I profoundly disagree with you on several fronts:

  1. Glyphosate is not the culprit for all our health woes. In fact, there is zero STRONG scientific evidence that it’s harmful in the doses we consume.

Yes, it can be harmful in large doses. Same goes for Tylenol, alcohol, vitamin D, and even essential oils. Fortunately, our regulators invest greatly in understanding the safe doses and regulate our crops such that we would need to consume impossibly large amounts of food to get into trouble.

For example, the cereals that prompted EWG headlines of “breakfast with a dose of roundup” would required several hundred servings per day to reach the (conservative) safe daily limits for glyphosate. Organizations like EWG mislead consumers with their fearmongering. Instead of referencing the safe limits established by national and international groups of scientists, they pull up their own safe limit, seemingly out of a hat.

2. Glyphosate bans are scientifically irrelevant as they reflect politicians pandering to consumer fears and demands. The same goes for bans on GMO crops.

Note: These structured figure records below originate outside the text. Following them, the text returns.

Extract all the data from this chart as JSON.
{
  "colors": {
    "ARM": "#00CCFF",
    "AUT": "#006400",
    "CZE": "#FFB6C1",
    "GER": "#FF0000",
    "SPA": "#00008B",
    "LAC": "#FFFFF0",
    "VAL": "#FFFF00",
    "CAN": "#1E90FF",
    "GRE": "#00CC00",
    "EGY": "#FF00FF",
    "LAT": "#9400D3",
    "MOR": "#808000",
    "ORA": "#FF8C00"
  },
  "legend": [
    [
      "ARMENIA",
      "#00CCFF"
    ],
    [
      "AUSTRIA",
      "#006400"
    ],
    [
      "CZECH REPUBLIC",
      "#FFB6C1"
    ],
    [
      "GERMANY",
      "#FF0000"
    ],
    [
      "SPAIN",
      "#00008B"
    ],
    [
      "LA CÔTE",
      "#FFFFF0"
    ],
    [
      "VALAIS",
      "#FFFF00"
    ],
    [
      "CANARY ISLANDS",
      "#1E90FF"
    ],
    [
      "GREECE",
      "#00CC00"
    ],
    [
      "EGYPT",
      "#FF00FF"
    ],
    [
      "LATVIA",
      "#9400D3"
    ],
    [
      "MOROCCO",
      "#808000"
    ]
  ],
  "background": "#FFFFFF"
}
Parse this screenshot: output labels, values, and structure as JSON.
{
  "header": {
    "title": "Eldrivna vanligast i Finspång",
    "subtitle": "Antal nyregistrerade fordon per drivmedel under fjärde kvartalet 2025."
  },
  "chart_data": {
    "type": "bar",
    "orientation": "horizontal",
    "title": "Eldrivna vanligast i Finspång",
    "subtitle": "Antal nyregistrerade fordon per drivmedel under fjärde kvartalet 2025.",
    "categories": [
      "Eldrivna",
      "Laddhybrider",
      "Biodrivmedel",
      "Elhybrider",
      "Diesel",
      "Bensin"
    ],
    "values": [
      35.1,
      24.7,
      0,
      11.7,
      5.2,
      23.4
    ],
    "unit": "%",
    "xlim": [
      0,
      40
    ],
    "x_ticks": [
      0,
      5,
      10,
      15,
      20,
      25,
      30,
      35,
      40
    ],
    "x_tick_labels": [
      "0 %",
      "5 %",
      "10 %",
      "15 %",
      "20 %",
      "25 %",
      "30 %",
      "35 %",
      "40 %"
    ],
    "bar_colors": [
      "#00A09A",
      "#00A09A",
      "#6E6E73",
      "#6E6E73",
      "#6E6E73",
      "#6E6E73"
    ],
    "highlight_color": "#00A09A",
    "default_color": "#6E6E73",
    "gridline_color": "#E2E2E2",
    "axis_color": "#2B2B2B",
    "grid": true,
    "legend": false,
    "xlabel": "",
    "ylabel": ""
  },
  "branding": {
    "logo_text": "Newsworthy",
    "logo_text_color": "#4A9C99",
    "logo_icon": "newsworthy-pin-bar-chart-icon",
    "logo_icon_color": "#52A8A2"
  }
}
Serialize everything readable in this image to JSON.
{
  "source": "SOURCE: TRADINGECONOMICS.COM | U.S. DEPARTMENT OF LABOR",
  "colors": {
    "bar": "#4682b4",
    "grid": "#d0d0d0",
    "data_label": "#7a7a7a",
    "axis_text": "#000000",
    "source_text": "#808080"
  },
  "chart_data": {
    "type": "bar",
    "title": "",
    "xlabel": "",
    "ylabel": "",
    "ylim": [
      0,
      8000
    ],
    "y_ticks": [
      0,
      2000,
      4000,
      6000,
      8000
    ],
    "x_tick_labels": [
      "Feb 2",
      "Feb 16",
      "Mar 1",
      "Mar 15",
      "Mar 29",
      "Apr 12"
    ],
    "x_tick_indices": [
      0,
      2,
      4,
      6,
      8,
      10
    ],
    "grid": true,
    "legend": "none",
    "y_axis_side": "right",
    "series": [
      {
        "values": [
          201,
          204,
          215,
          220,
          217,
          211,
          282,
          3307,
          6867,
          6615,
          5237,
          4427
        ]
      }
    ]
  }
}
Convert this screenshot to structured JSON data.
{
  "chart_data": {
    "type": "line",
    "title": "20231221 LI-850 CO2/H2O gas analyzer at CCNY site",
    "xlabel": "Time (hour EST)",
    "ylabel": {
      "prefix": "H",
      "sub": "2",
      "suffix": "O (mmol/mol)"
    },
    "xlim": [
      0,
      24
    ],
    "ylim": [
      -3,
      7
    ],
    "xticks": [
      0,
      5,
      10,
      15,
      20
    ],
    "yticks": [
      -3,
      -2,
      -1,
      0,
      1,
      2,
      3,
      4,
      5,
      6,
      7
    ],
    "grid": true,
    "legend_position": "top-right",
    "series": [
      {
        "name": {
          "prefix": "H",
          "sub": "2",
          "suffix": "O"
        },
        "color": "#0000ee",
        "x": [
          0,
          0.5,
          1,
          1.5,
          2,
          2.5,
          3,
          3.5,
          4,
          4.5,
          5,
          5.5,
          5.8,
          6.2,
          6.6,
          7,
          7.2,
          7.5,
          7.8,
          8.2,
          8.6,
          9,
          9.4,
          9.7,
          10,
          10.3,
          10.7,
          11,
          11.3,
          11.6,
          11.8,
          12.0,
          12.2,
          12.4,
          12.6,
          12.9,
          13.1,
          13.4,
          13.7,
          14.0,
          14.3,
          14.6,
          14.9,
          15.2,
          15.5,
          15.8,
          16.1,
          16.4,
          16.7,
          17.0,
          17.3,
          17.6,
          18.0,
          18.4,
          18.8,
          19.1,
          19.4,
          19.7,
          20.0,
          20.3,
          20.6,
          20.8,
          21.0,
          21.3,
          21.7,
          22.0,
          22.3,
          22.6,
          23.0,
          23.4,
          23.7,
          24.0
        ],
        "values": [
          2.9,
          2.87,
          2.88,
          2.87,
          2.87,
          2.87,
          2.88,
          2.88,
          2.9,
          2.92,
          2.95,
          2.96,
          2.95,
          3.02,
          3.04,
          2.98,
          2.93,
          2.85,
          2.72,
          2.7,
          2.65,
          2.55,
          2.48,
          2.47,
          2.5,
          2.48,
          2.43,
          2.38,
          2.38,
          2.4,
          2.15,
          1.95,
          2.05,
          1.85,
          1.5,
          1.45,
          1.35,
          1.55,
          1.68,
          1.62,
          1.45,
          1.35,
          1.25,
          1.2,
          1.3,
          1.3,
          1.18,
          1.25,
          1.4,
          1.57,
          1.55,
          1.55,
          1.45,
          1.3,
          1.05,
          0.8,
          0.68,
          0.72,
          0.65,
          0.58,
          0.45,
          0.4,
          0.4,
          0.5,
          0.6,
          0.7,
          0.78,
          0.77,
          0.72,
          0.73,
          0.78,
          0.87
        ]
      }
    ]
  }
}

I was indeed shocked to see the list of countries with glyphosate limitations (long but hardly universal), but it didn’t change my scientific assessment of the appropriateness of current glyphosate regulations. I think the same can be said about lawsuits against glyphosate — they reflect the opinion of juries, not scientists.

3. Nobody wants you to be sick. However, living well requires dramatic changes, more than just choosing organic, non-GMO crackers. There are no quick fixes, only major overhauls.

We are sick for many reasons. Our society that is constantly stressed, constantly eating, and rarely active. We are both undernourished and overnourished. We eat convenience foods rather than whole foods, and fall short on one of the most important nutrients of all: fiber (hello, fruits and veggies!).

I’m a scientific researcher (a decade in the trenches of cancer research) and I can tell you first hand that curing diseases is hard. Period. This is why gains have been so slow on war on cancer. Nobody would ignore or hide a potential drugs that cures cancer or any other disease.

We do, however underinvest in prevention and early detection because of the economics. I think this needs to be a much higher priority.


Chana Davis, PhD

Founder, Fueled by Science

PS I have no financial conflicts to disclose. I work for myself with no sponsors. I am just sick of the fearmongering and truly want to help people make evidence-based food choices!